Metairie — The Jefferson Parish Performing Arts Society is challenging the findings of a recently leaked audit of the nonprofit by Jefferson Parish’s internal auditor, and Executive Director Dennis Assaf is questioning the “agenda” behind the audit’s premature release.
Assaf released a lengthy response to the preliminary draft of the audit that questioned the agency’s spending practices and raised concerns with Jefferson Parish Council Chairman Chris Roberts. Parish President John Young has agreed to halt payments to JPAS until several issues are addressed.
But Assaf said that several of the concerns raised in the audit had already been addressed by the agency before Auditor William “Tommy” Fikes completed his draft report. Assaf expressed anger over the fact that the audit was leaked to media members prior to his agency receiving a copy, or being given a chance to discuss the findings with the parish Ethics and Governmental Compliance Committee.
“This tells me there was really no desire to help and strengthen us — Louisiana’s largest theatrical producer and Jefferson Parish’s premier arts organization,” Assaf wrote in an email on Tuesday. “It tells me there was another agenda.”
Fikes’ audit found several troubling practices at the nonprofit in particular: the rampant use of credit cards by employees without proper controls; constant access to blank checks that already contained Assaf’s signature; direct reimbursements to Assaf totaling $15,000; individuals working as both full-time employees of the nonprofit and as independent contractors; and a lack of controls on Assaf’s ability to spend money without additional authorization.
Roberts also raised concerns about Assaf’s $165,000 annual salary, which included a recent $30,000 raise. The council approved an emergency $325,000 payment to the nonprofit this summer after state funding for the group was cut, but Young said last week that none of that money has been spent. The audit could be discussed at the Jefferson Parish Council’s meeting Wednesday.

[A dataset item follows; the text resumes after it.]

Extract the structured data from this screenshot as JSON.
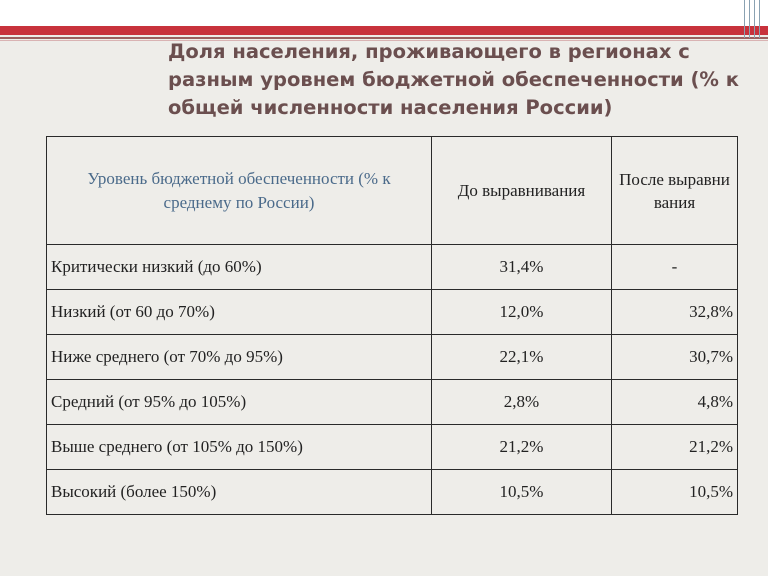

Assaf acknowledged that JPAS lacked several internal controls but said the group was eager to hear Fikes’ suggestions and figure out ways to make improvements. After an initial meeting in October, Assaf said the group developed new policies and procedures that were presented to Fikes in January. However, he said those changes weren’t included in Fikes’ report.
“I was surprised that (Fikes) didn’t seem more positively responsive,” Assaf wrote.
According to the group’s formal response to the audit, JPAS has made the following changes to its practices some of which are contained in a new accounting manual.
JPAS has discontinued the use of pre-approved requisition forms, discontinued the practice of writing checks to “cash,” required the review of expenditures by member of the board of directors, required proper documentation for credit cards or employees will have their pay docked, and created a standard reimbursement form and travel form.
The group’s response also noted that concerns about JPAS selling alcohol were unfounded because the group never actually sold alcohol but instead made the beverages available with a “suggested donation.” JPAS is conducting an inventory of all of its fixed assets and is monitoring its concessions inventory, the response noted.
In addition, the response defended the use of Assaf’s relatives in some productions, noting they were qualified, but said that in the future those decisions would be discussed at a board meeting. The group also defended Assaf’s salary as being in line with his experience and workload.
JPAS has changed its guidelines for using the “independent contractor” designation, and any employee whose regular duties include state management or acting assignments will do those jobs as part of their regular duties. Assaf said the group remains interested in meeting with parish officials to discuss the audit and JPAS’ responses.